4.4 Overige lasten
(bedragen x € 1.000) | Realisatie | Begroting | Realisatie |
2021 | 2021 | 2020 | |
Administratie- en beheerslasten | 7.158 | 4.106 | 3.893 |
Inkomensoverdrachten | 10.081 | 9.827 | 10.696 |
Inventaris en apparatuur | 8.665 | 4.023 | 8.141 |
Reis-, verblijf- en congreskosten | 2.120 | 2.300 | 2.344 |
Kosten Onderwijs- en Onderzoek | 23.909 | 21.443 | 22.138 |
Beoordelingen en adviezen | 2.313 | 1.020 | 2.071 |
Automatiseringskosten | 22.747 | 13.466 | 15.728 |
Collectievorming | 6.749 | 5.626 | 6.356 |
Bedrijfsmatige activiteiten | 1.854 | 1.508 | 1.317 |
Contributies en lidmaatschappen | 1.292 | 136 | 1.101 |
Materiele lasten Vumc | 13.510 | 12.000 | 11.994 |
Doorbelaste inkoopkosten CCE B.V. | -300 | - | -177 |
Vrijval (dotaties) materiële voorzieningen | -1.701 | 150 | 2.512 |
Overige algemene kosten | 11.198 | 28.865 | 3.431 |
Totaal overige lasten | 109.595 | 104.470 | 91.545 |
De overige lasten zijn ten opzichte van 2020 gestegen met € 18,1 miljoen. De overige lasten zijn in 2020 in verhouding fors lager vanwege de gevolgen van COVID-19 maatregelen. De toename in 2021 wordt met name veroorzaakt door een stijging op de kosten voor administratie- en beheerlasten € 3,3 miljoen (stijging bureaukosten), onderwijs en onderzoek € 1,8 miljoen (gefinancierd door NPO en extra NWO middelen) en de automatiseringskosten € 7,0 miljoen (MARS-project en hogere beheers- en licentiekosten), materiële lasten VUmc € 1,5 miljoen (middelen uitgedeeld aan VUmc vanwege facultaire bijdragen) en overige algemene kosten € 7,8 miljoen ook vanwege aanpassingen als gevolg van COVID-19.

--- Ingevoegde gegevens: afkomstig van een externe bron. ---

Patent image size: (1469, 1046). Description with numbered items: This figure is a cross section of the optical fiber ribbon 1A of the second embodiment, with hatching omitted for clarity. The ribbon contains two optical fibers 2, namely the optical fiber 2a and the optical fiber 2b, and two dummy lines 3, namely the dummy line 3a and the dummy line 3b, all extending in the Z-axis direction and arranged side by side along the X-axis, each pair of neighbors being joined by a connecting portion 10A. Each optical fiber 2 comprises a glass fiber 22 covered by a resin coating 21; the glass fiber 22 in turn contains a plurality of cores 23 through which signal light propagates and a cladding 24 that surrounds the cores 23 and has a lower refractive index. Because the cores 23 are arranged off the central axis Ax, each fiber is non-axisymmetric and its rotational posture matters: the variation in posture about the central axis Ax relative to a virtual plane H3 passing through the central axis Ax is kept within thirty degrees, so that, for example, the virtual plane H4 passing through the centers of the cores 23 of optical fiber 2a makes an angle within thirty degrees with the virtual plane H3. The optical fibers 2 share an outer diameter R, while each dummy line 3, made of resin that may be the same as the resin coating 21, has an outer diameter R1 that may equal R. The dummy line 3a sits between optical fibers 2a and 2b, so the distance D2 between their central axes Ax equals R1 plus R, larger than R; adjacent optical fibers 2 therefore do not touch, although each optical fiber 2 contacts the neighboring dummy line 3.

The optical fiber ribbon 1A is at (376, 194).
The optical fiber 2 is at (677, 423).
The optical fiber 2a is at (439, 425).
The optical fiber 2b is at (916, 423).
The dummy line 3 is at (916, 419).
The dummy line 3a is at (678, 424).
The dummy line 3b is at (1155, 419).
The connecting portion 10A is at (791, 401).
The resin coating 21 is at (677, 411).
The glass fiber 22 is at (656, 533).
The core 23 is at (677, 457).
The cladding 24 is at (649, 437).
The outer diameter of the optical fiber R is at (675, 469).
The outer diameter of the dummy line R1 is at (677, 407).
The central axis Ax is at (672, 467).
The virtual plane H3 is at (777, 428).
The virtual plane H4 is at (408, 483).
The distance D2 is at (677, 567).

Hiertegenover staan de diverse vrijvallen in materiële voorzieningen € 4,2 miljoen (inclusief het effect van de verlieslatende huisvestingscontracten ca. 2,6 miljoen).
De overige lasten zijn ten opzichte van de begroting gestegen met € 5,1 miljoen. De belangrijkste verklaring voor de verschillen met de begroting zijn de gevolgen van COVID-19 maatregelen (zie ook toelichtingen hierboven). Daarnaast heeft er in SAP S4Hana een verschuiving plaatsgevonden tussen de overige personele lasten en de overige lasten ten opzichte van de begroting (reis- en verblijfkosten en kantoor- en portikosten).